Karayılan'dan Abant değerlendirmesi

  • 'Türkiye törpüleme harekatı yapıyor'
    KCK Yürütme Konseyi Başkanı Murat Karayılan, Ergenekon operasyonunun boyutunun AKP'yi aştığını belirterek, operasyonun ordunun bilgisi dahilinde yapıldığını söyledi. Ergenekon operasyonunu değerlendiren Karayılan, 'Bu müdahale süreciyle birlikte Türkiye'de bazı yeniliklerin gelişmesi söz konusu olabilir. Müdahale genişleyebilir. Müdahale daha çok tarafların uç olan kesimlerini hedefleyerek bir uzlaşı noktasını geliştirmeyi öngörmektedir' dedi. Karayılan, Kürt Halk Önderi Abdullah Öcalan'a işkence yapılmasının tesadüfi olmadığını belirterek, 'Bu sürecin temel sloganı sadece Sayın Öcalan olmamalı. 'İşkence altındaki Önder Apoya Sayın demek suç değil.' Bizim temel sloganımız budur' dedi.karayilan
    KCK Yürütme Konseyi Başkanı Murat Karayılan'a Türkiye ve Kürdistan'da yakından izlenen Ergenekon operasyonunu, Öcalan'a dönük uygulamalar, 'Êdi Bes e' hamlesinin ikinci aşamasını ve Kürt sorununun çözümü adına son günlerde gerçekleştirilen Abant Platformu tartışmalarını sorduk.


Sayın Karayılan, Ergenekon operasyonu gündemin birinci konusu olmayı sürdürüyor. Yaşanan gelişmeler ışığında operasyonu nasıl değerlendiriyorsunuz. AKP 'temiz eller operasyonu'na benzetiyor. Operasyon size göre böyle bir özellik içeriyor mu?
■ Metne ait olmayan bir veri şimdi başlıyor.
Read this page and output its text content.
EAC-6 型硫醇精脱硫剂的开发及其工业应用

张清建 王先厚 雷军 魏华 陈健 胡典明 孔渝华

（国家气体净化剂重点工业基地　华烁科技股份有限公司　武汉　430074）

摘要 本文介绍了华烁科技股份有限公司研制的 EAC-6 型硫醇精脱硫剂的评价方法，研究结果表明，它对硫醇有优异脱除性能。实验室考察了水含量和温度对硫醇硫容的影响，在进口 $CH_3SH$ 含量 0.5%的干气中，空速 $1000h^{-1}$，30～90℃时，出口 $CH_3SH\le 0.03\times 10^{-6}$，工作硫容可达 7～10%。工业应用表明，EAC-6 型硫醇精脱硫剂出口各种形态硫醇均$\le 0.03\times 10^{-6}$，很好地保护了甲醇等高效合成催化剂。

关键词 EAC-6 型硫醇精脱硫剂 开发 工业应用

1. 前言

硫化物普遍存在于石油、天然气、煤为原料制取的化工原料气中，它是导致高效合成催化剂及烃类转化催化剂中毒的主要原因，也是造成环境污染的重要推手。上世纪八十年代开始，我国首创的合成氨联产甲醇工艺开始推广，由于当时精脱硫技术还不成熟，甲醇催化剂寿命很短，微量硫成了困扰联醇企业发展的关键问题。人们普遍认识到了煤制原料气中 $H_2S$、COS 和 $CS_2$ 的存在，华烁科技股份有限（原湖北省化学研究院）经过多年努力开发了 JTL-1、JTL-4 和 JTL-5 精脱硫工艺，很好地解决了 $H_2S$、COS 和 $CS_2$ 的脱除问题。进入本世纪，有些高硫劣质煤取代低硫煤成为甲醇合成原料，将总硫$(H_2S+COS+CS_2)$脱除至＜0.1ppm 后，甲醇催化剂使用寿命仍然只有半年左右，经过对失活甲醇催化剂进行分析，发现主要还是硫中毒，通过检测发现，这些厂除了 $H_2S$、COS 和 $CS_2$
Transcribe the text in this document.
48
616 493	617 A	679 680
Biz bu konuda daha öncede görüşlerimizi kamuoyuyla paylaşmıştık. Yine Önderliğimiz birçok kere konuyla ilgili değerlendirmeler yapmıştır. Bu sistem içi bir çatışmadır. Bir iktidar kavgasıdır. Başbakanın belirttiği gibi temiz eller operasyonuyla bir ilgisi yoktur. Ancak gelinen noktada bu iç çekişme ve çatışmaların çözümsüzlüğe doğru gitmesi süreci bir müdahale ile karşı karşıya getirmiştir, böyle olduğunu düşünüyoruz. Türkiye'nin ve sürecin bir müdahaleyle karşı karşıya olduğu gözüküyor. Özellikle bu Ergenekon operasyonu çerçevesinde son dalga operasyonunda yakalananların niteliği ve durumuna bakıldığında operasyonun boyutunun AKP'yi çok aştığını, bunun bir müdahale düzeyine çıkarıldığını tespit etmek zor değildir. Öyle ki bu müdahale süreciyle birlikte Türkiye'de bazı yeniliklerin, yeni bir sürecin gelişmesi söz konusu olabilir. Müdahale daha çok tarafların böyle uç olan kesimlerini hedefleyerek bir uzlaşı noktasını geliştirmeyi öngörmektedir. Yani orduda ulusalcı uç kesimleri, İslami siyasi çevrelerde yine uçlaşmış kesimleri törpüleyecekler. Şimdi aslında müdahalenin kapsamı daha geniştir. Sadece bu kesimleri kapsamıyor. Müdahalenin daha geniş olma olasılığı yüksektir.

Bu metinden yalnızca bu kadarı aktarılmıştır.